COP27: how growing tensions between developing and wealthy countries are shaping the talks

The issue of financing the fight against climate change monopolized the two-week long COP27, the U.N. climate talks in the seaside resort town of Sharm el-Sheikh, Egypt. They especially focused on how wealthier countries can help less developed ones cut emissions and adapt to the dramatic impacts of global warming. With this aim, U.N. experts published a list of projects worth $120 billion that investors could back.

However, another report suggested that developing countries would need to secure $1 trillion in external financing every year by 2030. To this sum, these countries would have to add their own funding to effectively meet the world’s goal of preventing climate change. By contrast, the world’s leading development banks only lent 51 billion dollars to developing countries in 2021, nowhere near enough to make a dent into this issue. For example, Italy, Britain and Sweden were among the countries that pledged more than $350 million to finance solutions to the climate crisis in countries such as Egypt, Fiji, Kenya and Malawi. Britain’s latest Prime Minister, Rishi Sunak, has underlined that “government spending to combat climate change is the right thing to do, from an environmental, moral and economic perspective”.

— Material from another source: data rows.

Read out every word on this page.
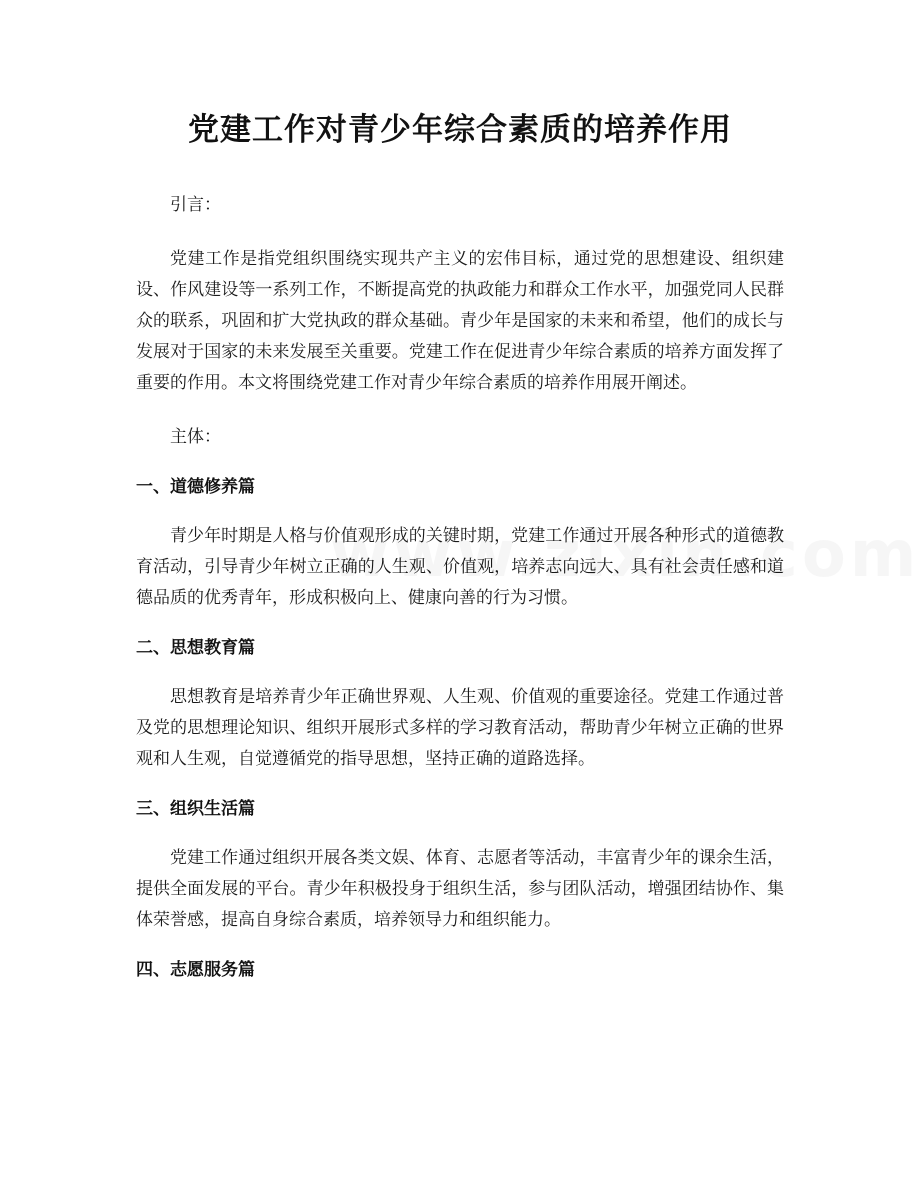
党建工作对青少年综合素质的培养作用

引言：

党建工作是指党组织围绕实现共产主义的宏伟目标，通过党的思想建设、组织建设、作风建设等一系列工作，不断提高党的执政能力和群众工作水平，加强党同人民群众的联系，巩固和扩大党执政的群众基础。青少年是国家的未来和希望，他们的成长与发展对于国家的未来发展至关重要。党建工作在促进青少年综合素质的培养方面发挥了重要的作用。本文将围绕党建工作对青少年综合素质的培养作用展开阐述。

主体：

一、道德修养篇

青少年时期是人格与价值观形成的关键时期，党建工作通过开展各种形式的道德教育活动，引导青少年树立正确的人生观、价值观，培养志向远大、具有社会责任感和道德品质的优秀青年，形成积极向上、健康向善的行为习惯。

二、思想教育篇

思想教育是培养青少年正确世界观、人生观、价值观的重要途径。党建工作通过普及党的思想理论知识、组织开展形式多样的学习教育活动，帮助青少年树立正确的世界观和人生观，自觉遵循党的指导思想，坚持正确的道路选择。

三、组织生活篇

党建工作通过组织开展各类文娱、体育、志愿者等活动，丰富青少年的课余生活，提供全面发展的平台。青少年积极投身于组织生活，参与团队活动，增强团结协作、集体荣誉感，提高自身综合素质，培养领导力和组织能力。

四、志愿服务篇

Leaders from poor countries criticized wealthy governments and oil companies for driving global warming, using their speeches at the COP27 to demand that they pay for damages being inflicted on their economies. In particular, oil companies were called on to use some of their enormous surplus profits to help countries already affected by increasing natural disasters, such as floods and droughts, adapt to these new conditions. Gaston Browne, Antigua’s prime minister, speaking at the conference on behalf of the Alliance of Small Island States, declared, “the oil and gas industry continues to earn almost $3 billion in daily profits. It is about time that these companies are made to pay a global carbon tax on their profits as a source of funding for loss and damage. While they are profiting, the planet is burning”.

The comments reflected increasing tension in international climate negotiations between rich and poor states. Multi-billion-dollar oil industry profits since Russia’s invasion of Ukraine in February, which has roiled markets and disrupted supplies, have angered governments worldwide concerned about climate change and rampant consumer inflation. Senegal’s President Macky Sall told the conference poor developing countries in Africa need increased funding from wealthy nations for adaptation to worsening climate change, and would resist calls for an immediate shift away from fossil fuels African countries need to expand their economies. Although they are in favor of developing renewable energies, they currently still need considerable amount of fossil fuel, just like wealthy countries have used to achieve economic growth. Demand for compensation for the “loss and damage” caused by global warming has long been rejected by wealthy countries, whose leaders are wary of accepting liability for the emissions driving climate change.

Finally, Ukrainian President Volodymyr Zelenskiy told conference delegates in a video message that Russia’s invasion of Ukraine has distracted world governments from efforts to combat climate change and boosted demand for coal: “There can be no effective climate policy without peace.”